The 13 additional communities bring the total municipalities subject to the tax to 59.

“Homes shouldn’t be left empty and they shouldn’t be used as investments by speculators,” Finance Minister Katrine Conroy said at a news conference. “Homes should be used by people so they can live where they work and their children go to school.”

The speculation and vacancy tax will apply to the following municipalities next year: 

• Vernon

• Coldstream

• Penticton

• Summerland

• Lake Country

• Peachland

• Courtenay

• Comox

• Cumberland

• Parksville

• Qualicum Beach

• Kamloops

• Salmon Arm

Conroy said the communities were chosen based on a variety of factors, including vacancy rates, housing prices, population, and the percentage of homeowners who don’t live in the municipality.

Of the municipalities newly added to the list, she said Lake Country had the highest rate of vacant homes.

“Something is wrong when speculators are buying up investment properties and leaving them empty while many young families are living in RVs in communities nearby,” Housing Minister Ravi Kahlon said at the news conference.

“The speculators are making money off of driving up the value of property when instead they should be housing for people.”

The province says it has collected $313 million from the speculation and vacancy tax since 2018, which has been used to fund affordable housing in the municipalities the tax applies to.

And according to a 2022 review, the tax resulted in 20,000 homes becoming available in Metro Vancouver.

Resort municipalities such as Whistler, Tofino and Osoyoos remain exempt from the speculation and vacancy tax, and Conroy said there are currently no plans to include them. She said the government is considering adding the tax to some smaller communities, citing the Gulf Islands as an example, but not yet. Property owners in the 13 new communities will be required to declare for the first time in January 2025, based on how they used their property in 2024.
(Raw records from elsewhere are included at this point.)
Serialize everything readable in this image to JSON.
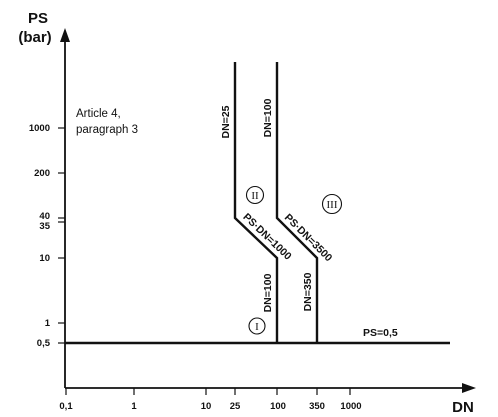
{
  "y_axis": {
    "title_line1": "PS",
    "title_line2": "(bar)",
    "ticks": [
      "1000",
      "200",
      "40",
      "35",
      "10",
      "1",
      "0,5"
    ]
  },
  "x_axis": {
    "title": "DN",
    "ticks": [
      "0,1",
      "1",
      "10",
      "25",
      "100",
      "350",
      "1000"
    ]
  },
  "note": {
    "line1": "Article 4,",
    "line2": "paragraph 3"
  },
  "labels": {
    "dn25": "DN=25",
    "dn100_top": "DN=100",
    "ps_dn_1000": "PS·DN=1000",
    "ps_dn_3500": "PS·DN=3500",
    "dn100_bottom": "DN=100",
    "dn350": "DN=350",
    "ps05": "PS=0,5"
  },
  "regions": {
    "r1": "I",
    "r2": "II",
    "r3": "III"
  }
}
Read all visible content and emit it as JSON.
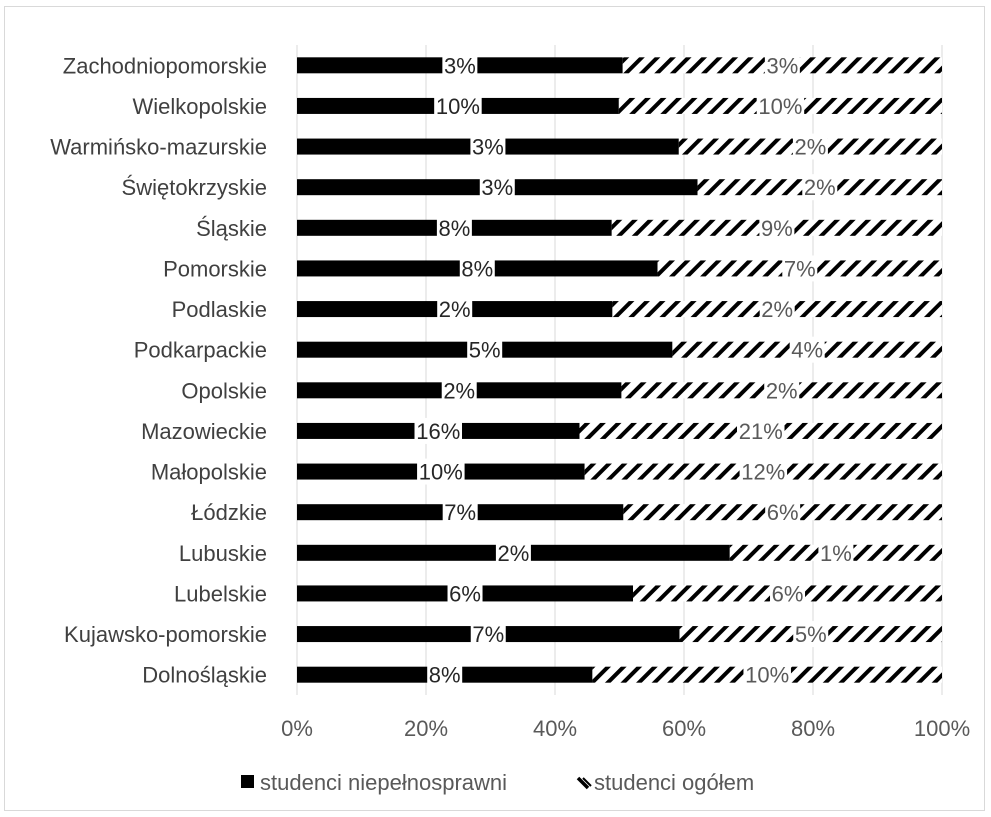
{
  "chart_data": {
    "type": "bar",
    "orientation": "horizontal",
    "stacked": "percent",
    "title": "",
    "xlabel": "",
    "ylabel": "",
    "xlim": [
      0,
      100
    ],
    "x_ticks": [
      "0%",
      "20%",
      "40%",
      "60%",
      "80%",
      "100%"
    ],
    "grid": "vertical",
    "legend_position": "bottom",
    "categories": [
      "Zachodniopomorskie",
      "Wielkopolskie",
      "Warmińsko-mazurskie",
      "Świętokrzyskie",
      "Śląskie",
      "Pomorskie",
      "Podlaskie",
      "Podkarpackie",
      "Opolskie",
      "Mazowieckie",
      "Małopolskie",
      "Łódzkie",
      "Lubuskie",
      "Lubelskie",
      "Kujawsko-pomorskie",
      "Dolnośląskie"
    ],
    "series": [
      {
        "name": "studenci niepełnosprawni",
        "color": "#000000",
        "pattern": "solid",
        "values": [
          3,
          10,
          3,
          3,
          8,
          8,
          2,
          5,
          2,
          16,
          10,
          7,
          2,
          6,
          7,
          8
        ],
        "labels": [
          "3%",
          "10%",
          "3%",
          "3%",
          "8%",
          "8%",
          "2%",
          "5%",
          "2%",
          "16%",
          "10%",
          "7%",
          "2%",
          "6%",
          "7%",
          "8%"
        ],
        "share_percent": [
          50.5,
          49.9,
          59.2,
          62.1,
          48.8,
          55.9,
          48.9,
          58.2,
          50.3,
          43.8,
          44.6,
          50.6,
          67.1,
          52.1,
          59.3,
          45.8
        ]
      },
      {
        "name": "studenci ogółem",
        "color": "#000000",
        "pattern": "diagonal-hatch",
        "values": [
          3,
          10,
          2,
          2,
          9,
          7,
          2,
          4,
          2,
          21,
          12,
          6,
          1,
          6,
          5,
          10
        ],
        "labels": [
          "3%",
          "10%",
          "2%",
          "2%",
          "9%",
          "7%",
          "2%",
          "4%",
          "2%",
          "21%",
          "12%",
          "6%",
          "1%",
          "6%",
          "5%",
          "10%"
        ],
        "share_percent": [
          49.5,
          50.1,
          40.8,
          37.9,
          51.2,
          44.1,
          51.1,
          41.8,
          49.7,
          56.2,
          55.4,
          49.4,
          32.9,
          47.9,
          40.7,
          54.2
        ]
      }
    ]
  }
}
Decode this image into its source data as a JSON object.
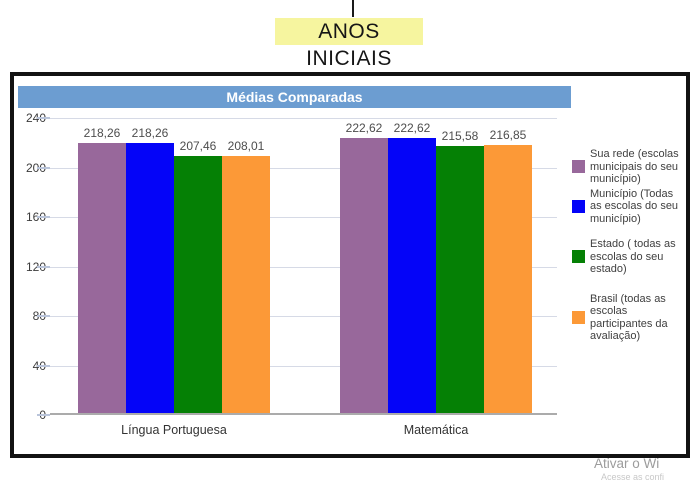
{
  "page": {
    "heading": "ANOS INICIAIS"
  },
  "watermark": {
    "line1": "Ativar o Wi",
    "line2": "Acesse as confi"
  },
  "chart_data": {
    "type": "bar",
    "title": "Médias Comparadas",
    "categories": [
      "Língua Portuguesa",
      "Matemática"
    ],
    "series": [
      {
        "name": "Sua rede (escolas municipais do seu município)",
        "color": "#98689B",
        "values": [
          218.26,
          222.62
        ],
        "value_labels": [
          "218,26",
          "222,62"
        ]
      },
      {
        "name": "Município (Todas as escolas do seu município)",
        "color": "#0404F8",
        "values": [
          218.26,
          222.62
        ],
        "value_labels": [
          "218,26",
          "222,62"
        ]
      },
      {
        "name": "Estado ( todas as escolas do seu estado)",
        "color": "#058005",
        "values": [
          207.46,
          215.58
        ],
        "value_labels": [
          "207,46",
          "215,58"
        ]
      },
      {
        "name": "Brasil (todas as escolas participantes da avaliação)",
        "color": "#FC9937",
        "values": [
          208.01,
          216.85
        ],
        "value_labels": [
          "208,01",
          "216,85"
        ]
      }
    ],
    "ylim": [
      0,
      240
    ],
    "yticks": [
      240,
      200,
      160,
      120,
      80,
      40,
      0
    ],
    "grid": true,
    "legend_position": "right",
    "colors": {
      "header_bg": "#6C9DD1",
      "header_text": "#FFFFFF",
      "grid_line": "#D6DAE6",
      "axis_line": "#ABABAB",
      "heading_highlight": "#F6F59F",
      "frame_border": "#121212",
      "value_label_text": "#4D4D4D"
    }
  }
}
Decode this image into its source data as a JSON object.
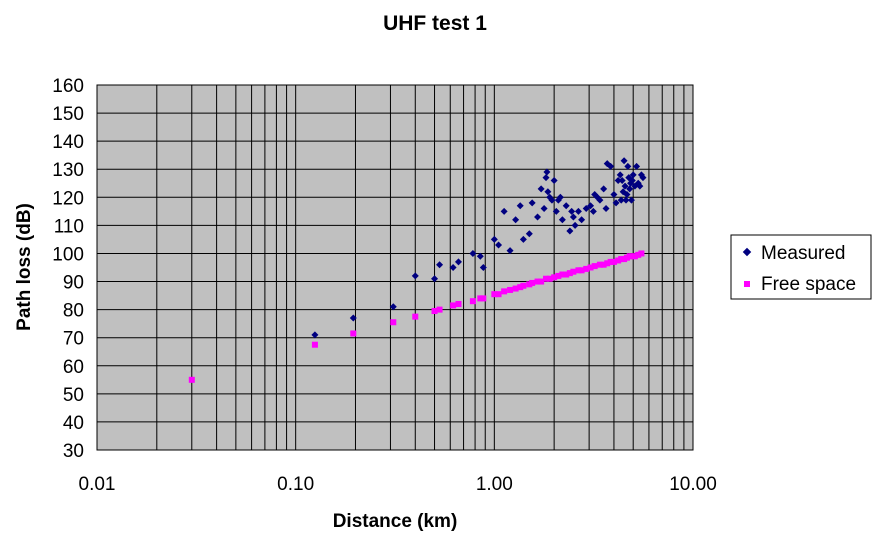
{
  "chart_data": {
    "type": "scatter",
    "title": "UHF test 1",
    "xlabel": "Distance (km)",
    "ylabel": "Path loss (dB)",
    "xscale": "log",
    "xlim": [
      0.01,
      10.0
    ],
    "ylim": [
      30,
      160
    ],
    "x_ticks": [
      "0.01",
      "0.10",
      "1.00",
      "10.00"
    ],
    "y_ticks": [
      "30",
      "40",
      "50",
      "60",
      "70",
      "80",
      "90",
      "100",
      "110",
      "120",
      "130",
      "140",
      "150",
      "160"
    ],
    "grid": true,
    "plot_background": "#c0c0c0",
    "legend_position": "right",
    "series": [
      {
        "name": "Measured",
        "marker": "diamond",
        "color": "#000080",
        "points": [
          [
            0.125,
            71
          ],
          [
            0.195,
            77
          ],
          [
            0.31,
            81
          ],
          [
            0.4,
            92
          ],
          [
            0.5,
            91
          ],
          [
            0.53,
            96
          ],
          [
            0.62,
            95
          ],
          [
            0.66,
            97
          ],
          [
            0.78,
            100
          ],
          [
            0.85,
            99
          ],
          [
            0.88,
            95
          ],
          [
            1.0,
            105
          ],
          [
            1.05,
            103
          ],
          [
            1.12,
            115
          ],
          [
            1.2,
            101
          ],
          [
            1.28,
            112
          ],
          [
            1.35,
            117
          ],
          [
            1.4,
            105
          ],
          [
            1.5,
            107
          ],
          [
            1.55,
            118
          ],
          [
            1.65,
            113
          ],
          [
            1.72,
            123
          ],
          [
            1.78,
            116
          ],
          [
            1.82,
            127
          ],
          [
            1.84,
            129
          ],
          [
            1.86,
            122
          ],
          [
            1.9,
            120
          ],
          [
            1.95,
            119
          ],
          [
            2.0,
            126
          ],
          [
            2.05,
            115
          ],
          [
            2.1,
            119
          ],
          [
            2.15,
            120
          ],
          [
            2.2,
            112
          ],
          [
            2.3,
            117
          ],
          [
            2.4,
            108
          ],
          [
            2.45,
            115
          ],
          [
            2.5,
            113
          ],
          [
            2.55,
            110
          ],
          [
            2.65,
            115
          ],
          [
            2.75,
            112
          ],
          [
            2.9,
            116
          ],
          [
            3.05,
            117
          ],
          [
            3.15,
            115
          ],
          [
            3.2,
            121
          ],
          [
            3.3,
            120
          ],
          [
            3.4,
            119
          ],
          [
            3.55,
            123
          ],
          [
            3.65,
            116
          ],
          [
            3.7,
            132
          ],
          [
            3.85,
            131
          ],
          [
            4.0,
            121
          ],
          [
            4.1,
            118
          ],
          [
            4.2,
            126
          ],
          [
            4.3,
            128
          ],
          [
            4.35,
            119
          ],
          [
            4.4,
            126
          ],
          [
            4.45,
            122
          ],
          [
            4.5,
            133
          ],
          [
            4.55,
            124
          ],
          [
            4.6,
            119
          ],
          [
            4.65,
            121
          ],
          [
            4.7,
            131
          ],
          [
            4.75,
            127
          ],
          [
            4.8,
            123
          ],
          [
            4.85,
            125
          ],
          [
            4.9,
            119
          ],
          [
            4.95,
            126
          ],
          [
            5.0,
            128
          ],
          [
            5.1,
            124
          ],
          [
            5.2,
            131
          ],
          [
            5.3,
            125
          ],
          [
            5.4,
            124
          ],
          [
            5.5,
            128
          ],
          [
            5.6,
            127
          ]
        ]
      },
      {
        "name": "Free space",
        "marker": "square",
        "color": "#ff00ff",
        "points": [
          [
            0.03,
            55
          ],
          [
            0.125,
            67.5
          ],
          [
            0.195,
            71.5
          ],
          [
            0.31,
            75.5
          ],
          [
            0.4,
            77.5
          ],
          [
            0.5,
            79.5
          ],
          [
            0.53,
            80
          ],
          [
            0.62,
            81.5
          ],
          [
            0.66,
            82
          ],
          [
            0.78,
            83
          ],
          [
            0.85,
            84
          ],
          [
            0.88,
            84
          ],
          [
            1.0,
            85.5
          ],
          [
            1.05,
            85.5
          ],
          [
            1.12,
            86.5
          ],
          [
            1.2,
            87
          ],
          [
            1.28,
            87.5
          ],
          [
            1.35,
            88
          ],
          [
            1.4,
            88.5
          ],
          [
            1.5,
            89
          ],
          [
            1.55,
            89.5
          ],
          [
            1.65,
            90
          ],
          [
            1.72,
            90
          ],
          [
            1.82,
            91
          ],
          [
            1.9,
            91
          ],
          [
            2.0,
            91.5
          ],
          [
            2.1,
            92
          ],
          [
            2.2,
            92.5
          ],
          [
            2.3,
            92.5
          ],
          [
            2.4,
            93
          ],
          [
            2.5,
            93.5
          ],
          [
            2.65,
            94
          ],
          [
            2.75,
            94
          ],
          [
            2.9,
            94.5
          ],
          [
            3.05,
            95
          ],
          [
            3.2,
            95.5
          ],
          [
            3.4,
            96
          ],
          [
            3.55,
            96
          ],
          [
            3.7,
            96.5
          ],
          [
            3.85,
            97
          ],
          [
            4.0,
            97
          ],
          [
            4.2,
            97.5
          ],
          [
            4.35,
            98
          ],
          [
            4.5,
            98
          ],
          [
            4.65,
            98.5
          ],
          [
            4.8,
            99
          ],
          [
            4.95,
            99
          ],
          [
            5.1,
            99
          ],
          [
            5.3,
            99.5
          ],
          [
            5.5,
            100
          ]
        ]
      }
    ]
  }
}
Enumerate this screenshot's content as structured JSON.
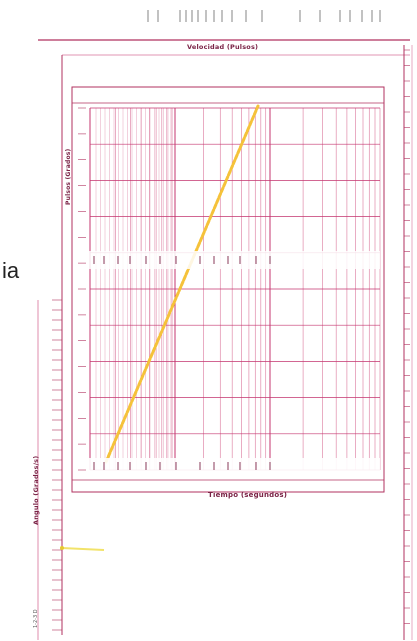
{
  "side_fragment": "ia",
  "top_axis_label": "Velocidad (Pulsos)",
  "bottom_axis_label": "Tiempo (segundos)",
  "inner_axis_label": "Pulsos (Grados)",
  "left_axis_label": "Angulo (Grados/s)",
  "left_margin_note": "1-2-3 D",
  "colors": {
    "grid": "#c4346f",
    "grid_light": "#e08aaa",
    "frame": "#b0325f",
    "trace": "#f5c23a",
    "trace_marker": "#f2e36a",
    "label": "#7a2346"
  }
}
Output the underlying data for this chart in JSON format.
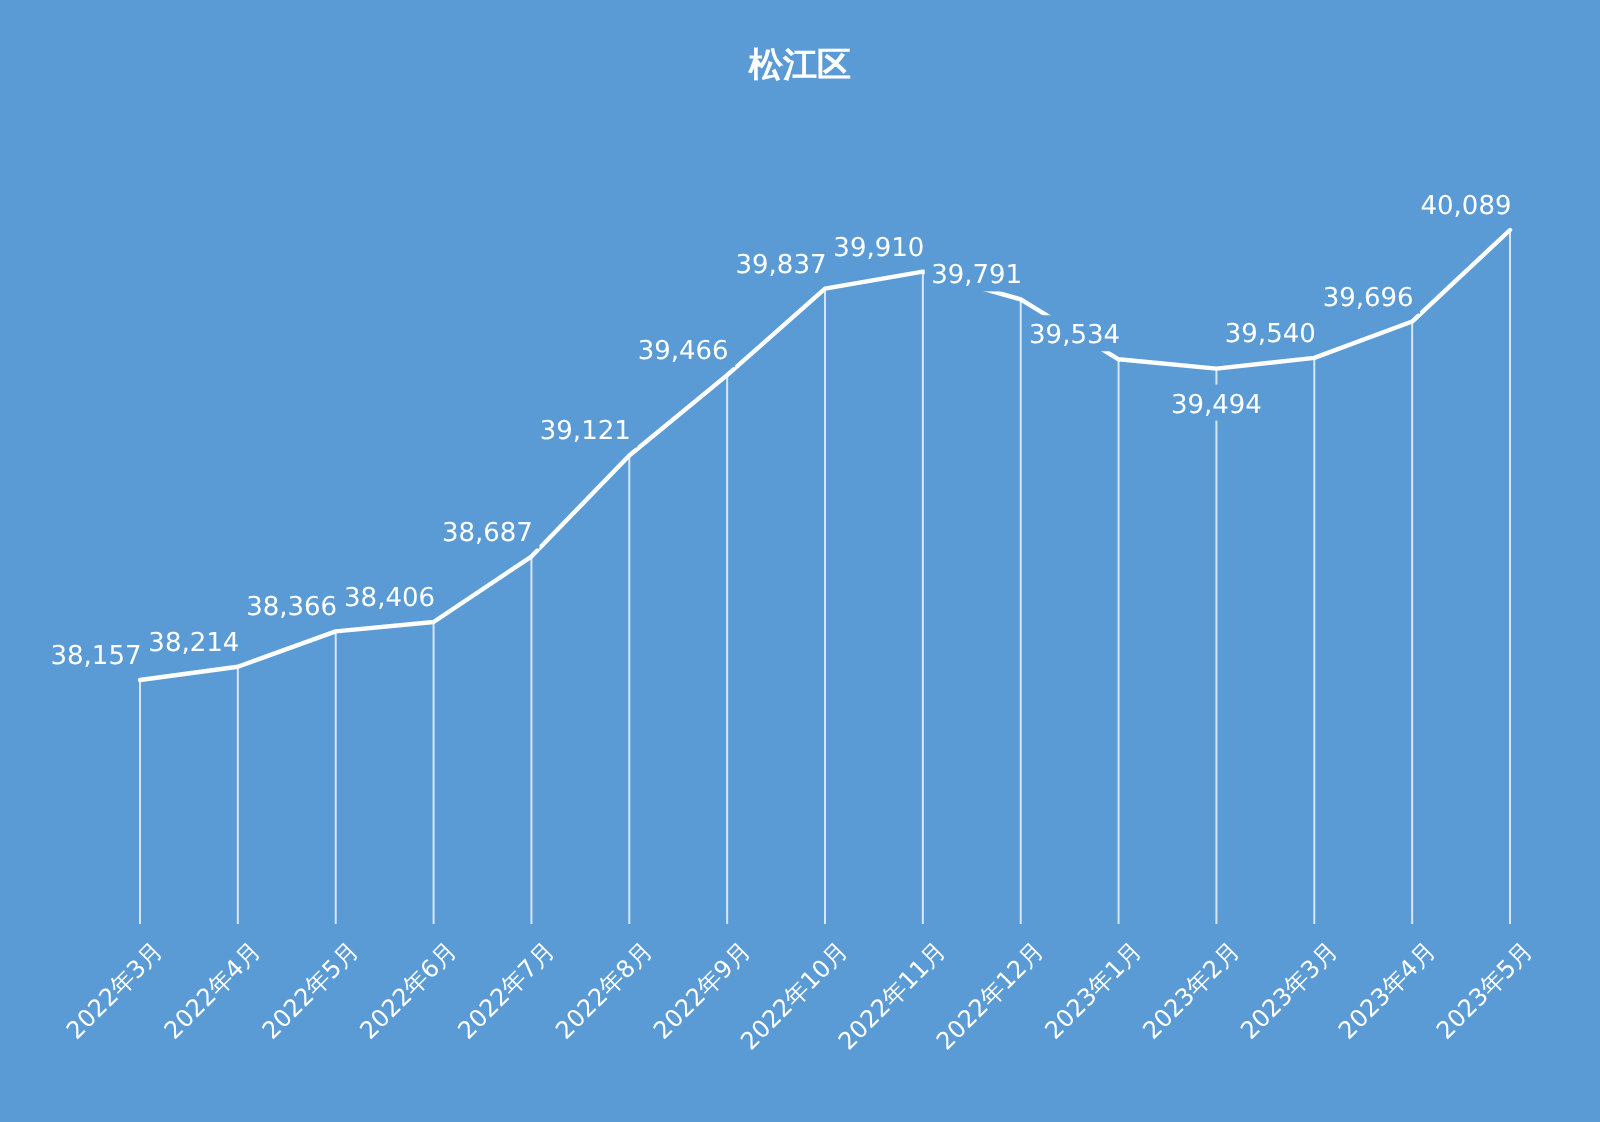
{
  "chart_data": {
    "type": "line",
    "title": "松江区",
    "categories": [
      "2022年3月",
      "2022年4月",
      "2022年5月",
      "2022年6月",
      "2022年7月",
      "2022年8月",
      "2022年9月",
      "2022年10月",
      "2022年11月",
      "2022年12月",
      "2023年1月",
      "2023年2月",
      "2023年3月",
      "2023年4月",
      "2023年5月"
    ],
    "values": [
      38157,
      38214,
      38366,
      38406,
      38687,
      39121,
      39466,
      39837,
      39910,
      39791,
      39534,
      39494,
      39540,
      39696,
      40089
    ],
    "value_labels": [
      "38,157",
      "38,214",
      "38,366",
      "38,406",
      "38,687",
      "39,121",
      "39,466",
      "39,837",
      "39,910",
      "39,791",
      "39,534",
      "39,494",
      "39,540",
      "39,696",
      "40,089"
    ],
    "color": "#ffffff",
    "marker": "none",
    "line_style": "solid",
    "grid": "x"
  }
}
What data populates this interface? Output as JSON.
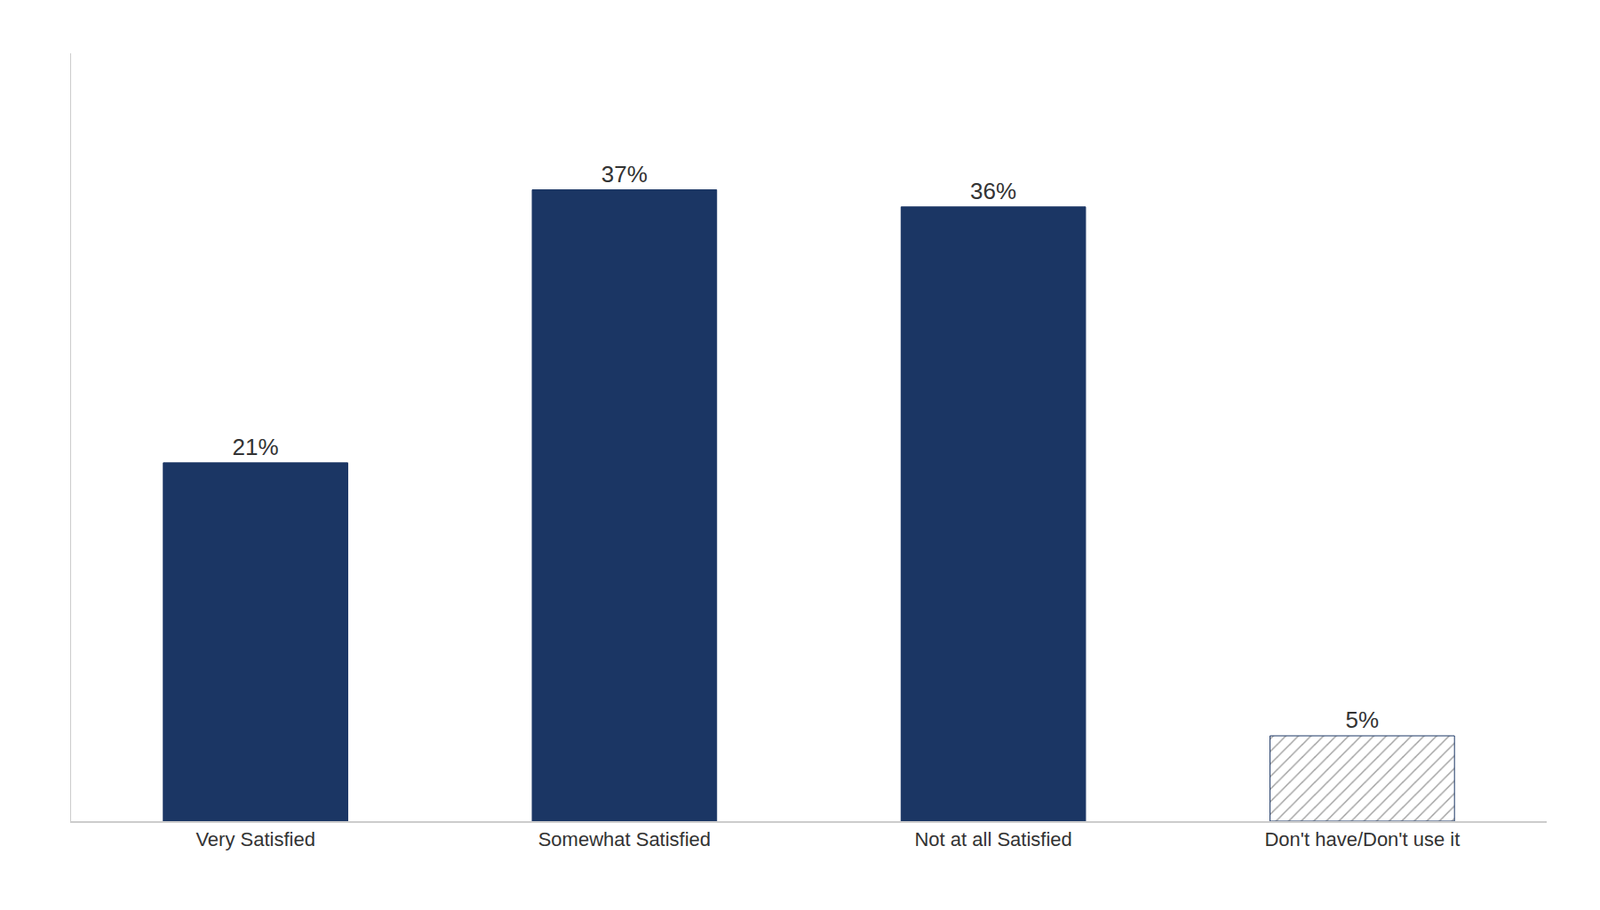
{
  "chart_data": {
    "type": "bar",
    "categories": [
      "Very Satisfied",
      "Somewhat Satisfied",
      "Not at all Satisfied",
      "Don't have/Don't use it"
    ],
    "values": [
      21,
      37,
      36,
      5
    ],
    "value_labels": [
      "21%",
      "37%",
      "36%",
      "5%"
    ],
    "color": "#1B3664",
    "ylim": [
      0,
      45
    ],
    "grid": false,
    "data_labels": true,
    "tick_labels": "x"
  }
}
Conroy said the province is giving homeowners just over a year to decide what to do. Using those who have a second summer home as an example, she said they can rent out the property for at least six months out of the year, rent full time, sell the home, or simply pay the tax.

Exemptions to the tax include primary residences, properties with a long-term tenant and “life events” like divorce. Summer cabins that are uninhabitable in the winter could also get an exemption, Conroy added.

She said that 99 per cent of British Columbians are exempt from the tax.

The tax rate is two per cent of a property’s assessed value for foreign owners and “satellite families,” and 0.5 per cent for Canadian citizens or permanent residents.